Para decirlo en un lenguaje más consecuente (y teológico): la reforma de
las almas es algo que únicamente compete al Espíritu divino y que, a través de
las instancias que él elija, se lleva a cabo en los niveles más intangibles de
la vida y, al mismo tiempo, en zonas visibles que la evidencien. Así, cada vez
que es voz interior empuja y promueve cambios importantes, las resistencias
humanas se activan también y tratan de impedir sui consecución completa, en
medio de una dinámica histórica compleja y siempre exigente. En el antiguo
Israel, a los esfuerzos de Josafat, Ezequías y posteriormente Josías, había que
contraponer los impulsos y acciones contrarreformistas de otros reyes, que
nunca faltaron. Lo mismo sucedió en la época de la Reforma Protestante y tampoco
están ausentes en nuestra época.
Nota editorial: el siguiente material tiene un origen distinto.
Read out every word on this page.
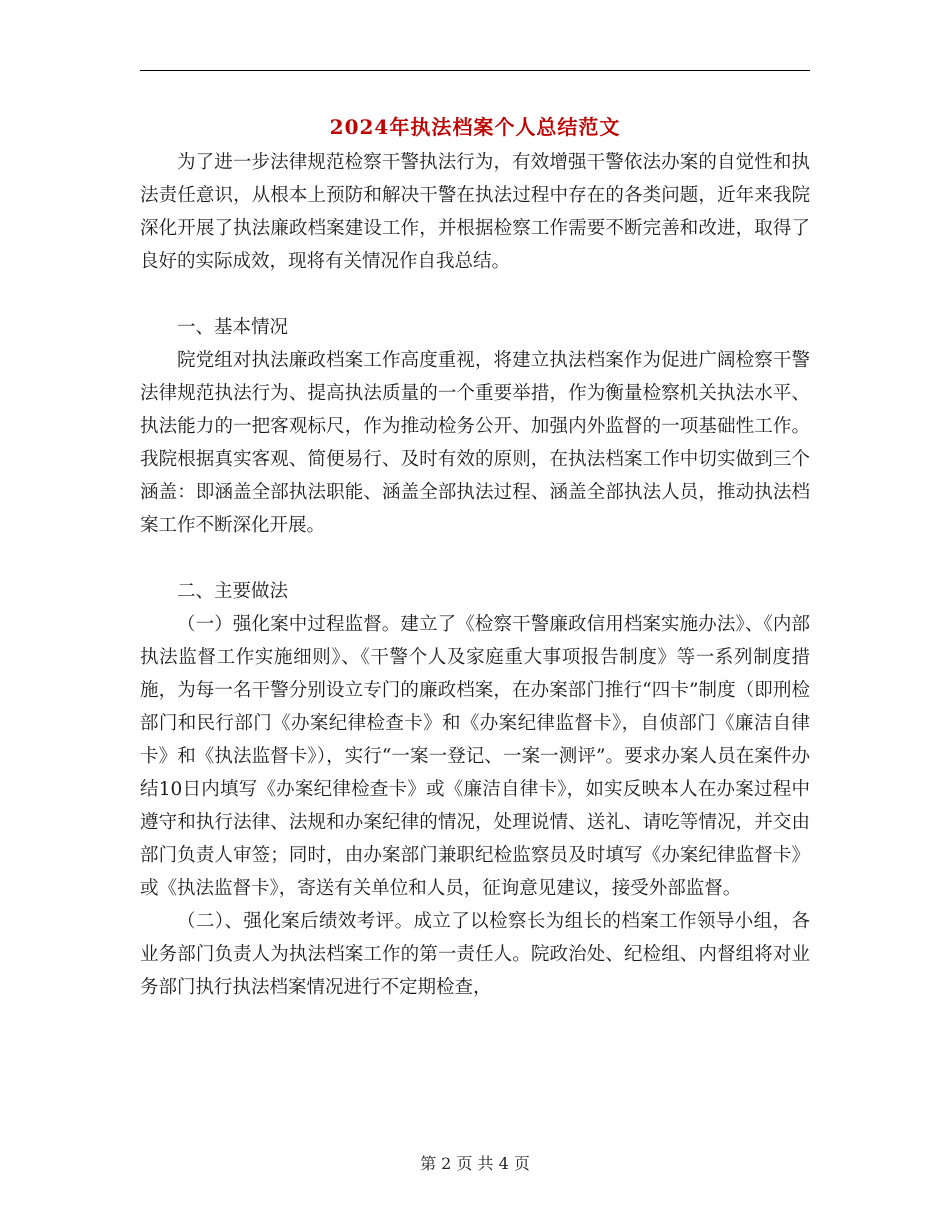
2024年执法档案个人总结范文

为了进一步法律规范检察干警执法行为，有效增强干警依法办案的自觉性和执法责任意识，从根本上预防和解决干警在执法过程中存在的各类问题，近年来我院深化开展了执法廉政档案建设工作，并根据检察工作需要不断完善和改进，取得了良好的实际成效，现将有关情况作自我总结。

一、基本情况

院党组对执法廉政档案工作高度重视，将建立执法档案作为促进广阔检察干警法律规范执法行为、提高执法质量的一个重要举措，作为衡量检察机关执法水平、执法能力的一把客观标尺，作为推动检务公开、加强内外监督的一项基础性工作。我院根据真实客观、简便易行、及时有效的原则，在执法档案工作中切实做到三个涵盖：即涵盖全部执法职能、涵盖全部执法过程、涵盖全部执法人员，推动执法档案工作不断深化开展。

二、主要做法

（一）强化案中过程监督。建立了《检察干警廉政信用档案实施办法》、《内部执法监督工作实施细则》、《干警个人及家庭重大事项报告制度》等一系列制度措施，为每一名干警分别设立专门的廉政档案，在办案部门推行“四卡”制度（即刑检部门和民行部门《办案纪律检查卡》和《办案纪律监督卡》，自侦部门《廉洁自律卡》和《执法监督卡》），实行“一案一登记、一案一测评”。要求办案人员在案件办结10日内填写《办案纪律检查卡》或《廉洁自律卡》，如实反映本人在办案过程中遵守和执行法律、法规和办案纪律的情况，处理说情、送礼、请吃等情况，并交由部门负责人审签；同时，由办案部门兼职纪检监察员及时填写《办案纪律监督卡》或《执法监督卡》，寄送有关单位和人员，征询意见建议，接受外部监督。

（二）、强化案后绩效考评。成立了以检察长为组长的档案工作领导小组，各业务部门负责人为执法档案工作的第一责任人。院政治处、纪检组、内督组将对业务部门执行执法档案情况进行不定期检查，

第 2 页 共 4 页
El Espíritu siempre es una fuerza renovadora
en la historia y las reacciones ante él son múltiples. A los cambios iniciales
de las reformas del siglo XVI, encaminados a eliminar los lastres y prácticas
malsanas (como desnudar los templos de imágenes, por ejemplo), tuvieron que seguir
las acciones más creativas que consolidaran el cambio en la conciencia y la
mentalidad de las diversas sociedades, algo que requiere tiempo, seriedad y
compromiso inquebrantable. Reformar todas las áreas de la vida en nombre de
Dios es un proyecto interminable pero siempre necesario y hasta urgente.